QUEENS, N.Y.--Under the shadow of the Cold War-era Titan II and Atlas rockets set up outside the New York Hall of Science, this weekend's World Maker Faire extravaganza was, more than anything, a tribute to the more colorful fringes of hands-on innovation, science, and engineering. And the "makers" who populated its tents and booths wanted nothing more than to get the thousands of children in attendance interested in physics, engineering, biology, and even metalwork.
The kids were enthralled. This was not the kind of science you saw in a textbook: there were exploding chemistry experiments, flame-throwing robots, model rockets, lessons in laser cutting and soldering, and a perpetual whir and hum of jet engines that made one man comment, "Sounds like a large vuvuzela." Parked in the middle of the outdoor exhibits was the BioBus, a repurposed school bus that's now loaded with microscopes so that kids can learn about cell biology, including a tissue sample donated by comic television pundit Stephen Colbert.

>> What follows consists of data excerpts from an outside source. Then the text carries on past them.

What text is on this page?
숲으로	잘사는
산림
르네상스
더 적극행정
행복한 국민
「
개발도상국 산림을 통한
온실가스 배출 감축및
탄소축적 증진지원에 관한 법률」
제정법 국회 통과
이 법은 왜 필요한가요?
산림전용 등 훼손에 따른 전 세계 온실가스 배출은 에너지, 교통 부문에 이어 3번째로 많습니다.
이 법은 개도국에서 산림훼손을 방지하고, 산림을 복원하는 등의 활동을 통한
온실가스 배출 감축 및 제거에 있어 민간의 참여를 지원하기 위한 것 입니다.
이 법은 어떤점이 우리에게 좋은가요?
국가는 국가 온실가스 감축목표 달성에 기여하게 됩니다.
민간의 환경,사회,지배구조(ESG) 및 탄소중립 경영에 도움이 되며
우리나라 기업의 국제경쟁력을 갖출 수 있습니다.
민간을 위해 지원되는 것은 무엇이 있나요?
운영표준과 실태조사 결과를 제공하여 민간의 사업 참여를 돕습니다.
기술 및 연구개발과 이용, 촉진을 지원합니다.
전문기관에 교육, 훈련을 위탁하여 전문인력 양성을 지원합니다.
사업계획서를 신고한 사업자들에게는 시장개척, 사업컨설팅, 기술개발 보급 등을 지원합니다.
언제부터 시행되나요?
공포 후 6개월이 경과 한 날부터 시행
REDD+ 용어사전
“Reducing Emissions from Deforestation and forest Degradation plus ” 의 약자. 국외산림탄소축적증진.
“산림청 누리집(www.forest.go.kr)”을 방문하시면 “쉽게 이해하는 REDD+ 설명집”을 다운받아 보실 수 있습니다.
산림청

Even the most offbeat exhibits, staffed by costumed hipsters and artists whose look was far more Burning Man than Bunsen burner, played up the importance of science education. "Can I get a big shout-out for math?" artist Mark Perez asked to a crowd of hundreds of eager children and parents who were about to watch him orchestrate the Life Size Mousetrap, a 50,000-pound feat of mechanics that took Perez a decade and a half to build and which spent the weekend using a two-ton safe to smash a taxi.
Explaining the machinery and workings of the Life Size Mousetrap, Perez gleefully played up the fact that many components were extremely heavy, unstable, or potentially dangerous. "This, folks is why I can't get insurance!" he proclaimed.
With all the outcries from Silicon Valley titans that U.S. schools aren't producing the engineers and scientists at the rate that the technology industry needs, a let's-get-rowdy science festival like the Maker Faire brings up an interesting, and potentially controversial point. Maybe science education needs a lot more of the stuff that could send squeamish parents running for the hills. Perhaps the ranks of young future scientists are being thinned by the filter of a world in which the nightly news convinces us to believe that kids are at risk from everything from walking into the backyard unsupervised to logging onto their instant-messaging clients, and in which a combination of budget cuts and safety concerns means that chemistry and physics equations often never get the chance to jump off the textbook page.
Just earlier this month, a coalition of tech CEOs joined the Obama administration in launching Change The Equation, founded by the likes of ex-Intel Chairman Craig Barrett and Xerox CEO Ursula Burns among other chief executives, and backed by the Bill and Melinda Gates Foundation. Last week, Facebook CEO Mark Zuckerberg announced a $100 million donation to the public school system in troubled Newark, N.J., that marked the launch of his own education-focused initiative, Startup: Education.
With all this education reform talk, supporters might want to keep in mind the likes of Maker Faire and the expressions on children's faces as they saw the Mentos & Diet Coke experiments and ArcAttack's Tesla-coil music in real life. Maybe science education needs to be more like the stuff of the YouTube videos that kids are posting on one another's Facebook profiles and zapping over Instant Messenger, from pop band OK Go's music-video odes to wacky physics to the craziest moments from MythBusters. In the process, it might have to be a little edgier.
Some educators seem to be clued in. One of the more "serious" setups came from Manhattan-based John Jay College of Criminal Justice, which had constructed a sort of pop-up education center for kids to learn about forensic science and crime scene analysis. This involved a fake crime scene with a pair of bloody corpses, displays about blood-spatter analysis, and T-shirts with bullet holes to explain differences in varieties of firearms.
The more irreverent exhibits were in-your-face risky. An artists' collective in Brooklyn, the Madagascar Institute, had set up a pasture of intentionally terrifying carnival rides with names like "The 360-Degree Swing Of Death" and hand-painted signs that reminded visitors "Safety Third!" "This Ride May Kill You," and "Fear Is Never Boring."
The Madagascar Institute, of course, is purposely pushing it. But if Maker Faire is any indication, science for kids doesn't have to be boring, either.